Per le cause psicofisiologiche intendiamo tutto ciò che porta un atleta ad utilizzare sostanze dopanti per controllare ed abbassare il dolore fisico, innalzare l’energia e l’attivazione psicofisica, agevolare il controllo del peso e accelerare il recupero dopo un infortunio.

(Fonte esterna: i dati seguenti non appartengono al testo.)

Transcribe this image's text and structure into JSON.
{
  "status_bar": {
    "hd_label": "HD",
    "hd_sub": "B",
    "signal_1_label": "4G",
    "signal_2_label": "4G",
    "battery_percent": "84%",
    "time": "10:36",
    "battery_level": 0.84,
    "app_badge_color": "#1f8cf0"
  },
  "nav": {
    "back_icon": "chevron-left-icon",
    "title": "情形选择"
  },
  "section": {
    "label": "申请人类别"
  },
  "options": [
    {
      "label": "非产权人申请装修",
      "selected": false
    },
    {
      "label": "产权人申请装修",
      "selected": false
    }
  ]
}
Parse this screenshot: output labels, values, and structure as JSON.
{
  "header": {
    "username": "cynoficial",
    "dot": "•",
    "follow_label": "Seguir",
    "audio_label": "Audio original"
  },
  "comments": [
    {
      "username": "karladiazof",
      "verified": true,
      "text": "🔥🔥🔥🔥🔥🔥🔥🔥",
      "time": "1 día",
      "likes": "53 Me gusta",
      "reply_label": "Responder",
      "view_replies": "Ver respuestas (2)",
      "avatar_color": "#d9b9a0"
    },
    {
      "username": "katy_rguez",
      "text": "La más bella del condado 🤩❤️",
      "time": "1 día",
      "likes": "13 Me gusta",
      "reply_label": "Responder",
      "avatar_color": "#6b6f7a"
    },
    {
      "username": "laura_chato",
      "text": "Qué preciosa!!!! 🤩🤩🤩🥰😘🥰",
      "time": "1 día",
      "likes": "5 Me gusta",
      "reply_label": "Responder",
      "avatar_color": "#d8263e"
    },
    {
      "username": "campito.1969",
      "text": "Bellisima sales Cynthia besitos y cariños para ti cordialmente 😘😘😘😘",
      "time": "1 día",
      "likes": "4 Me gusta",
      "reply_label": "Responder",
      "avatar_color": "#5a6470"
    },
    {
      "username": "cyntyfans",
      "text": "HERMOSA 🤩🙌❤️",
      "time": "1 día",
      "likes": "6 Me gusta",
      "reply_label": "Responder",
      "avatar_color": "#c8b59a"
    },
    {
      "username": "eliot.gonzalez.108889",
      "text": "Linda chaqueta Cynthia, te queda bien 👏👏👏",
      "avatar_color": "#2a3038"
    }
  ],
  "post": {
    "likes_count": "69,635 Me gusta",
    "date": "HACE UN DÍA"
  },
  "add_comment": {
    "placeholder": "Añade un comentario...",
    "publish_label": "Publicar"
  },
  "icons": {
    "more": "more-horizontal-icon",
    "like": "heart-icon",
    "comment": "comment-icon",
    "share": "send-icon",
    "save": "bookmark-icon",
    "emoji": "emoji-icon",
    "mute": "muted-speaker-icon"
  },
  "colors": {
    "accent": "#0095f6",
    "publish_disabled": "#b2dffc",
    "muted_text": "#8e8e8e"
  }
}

Le cause psicologiche ed emotive sono dovute alla struttura di personalità e caratteriale dell’atleta. Insicurezza, paura di fallire, deliri basati sulla somiglianza di un campione specifico che si vuole a tutti i costi imitare, un elevato narcisismo, l’eccessivo perfezionismo e un io ideale costruito ed approvato socialmente da difendere a tutti i costi sono tutte predisposizioni che portano all’uso di sostanze dopanti. Il dimostrare di essere sempre oltre i limiti umani senza mai permettersi di sgarrare o scendere dalla cresta dell’onda. Ciò indubbiamente creerà una assoluta instabilità psichica creando l’anfiteatro per una ipotetica grande fragilità.
Posso concludere, da promotore della salute mentale in ambito sportivo, con alcune considerazione che spero possano far riflettere tutti coloro i quali leggeranno l’articolo.
Fin dove lo sport può essere considerato salute psicologica? Siamo sicuri che la cultura odierna ne sia promotrice? Cosa c’è dietro agli atleti che si dopano? E le sofferenze psicologiche che indubbiamente li accompagnano quando il loro” io ideale” viene demolito o quando gli effetti collaterali del doping si tramutano in una malattia molto spesso tumorale o cardiaca? Chi si prende cura di loro qual’ora capitasse ? E la gioventù quanto ne è influenzata? Come cresce e quali sono i valori sportivi con cui cresce?
Purtroppo sappiamo che il buisness comanda la stragrande maggioranza di tutto ciò che c’è al mondo odierno compreso lo sport. Oggi coloro i quali danno un impronta di sport, visto come sano allenamento, dieta e sana competizione che porta a raggiungere il limiite che la propria genetica concede, penso possa essere di nicchia. Da psicologo dello sport la mia prima preoccupazione è quella di prendermi cura e di interessarmi dell’atleta come persone con la sua identità, le sue necessità, sofferenze, motivazioni, emozioni e cosa più importante il suo benessere psico-fisico nell’attività sportiva che svolge.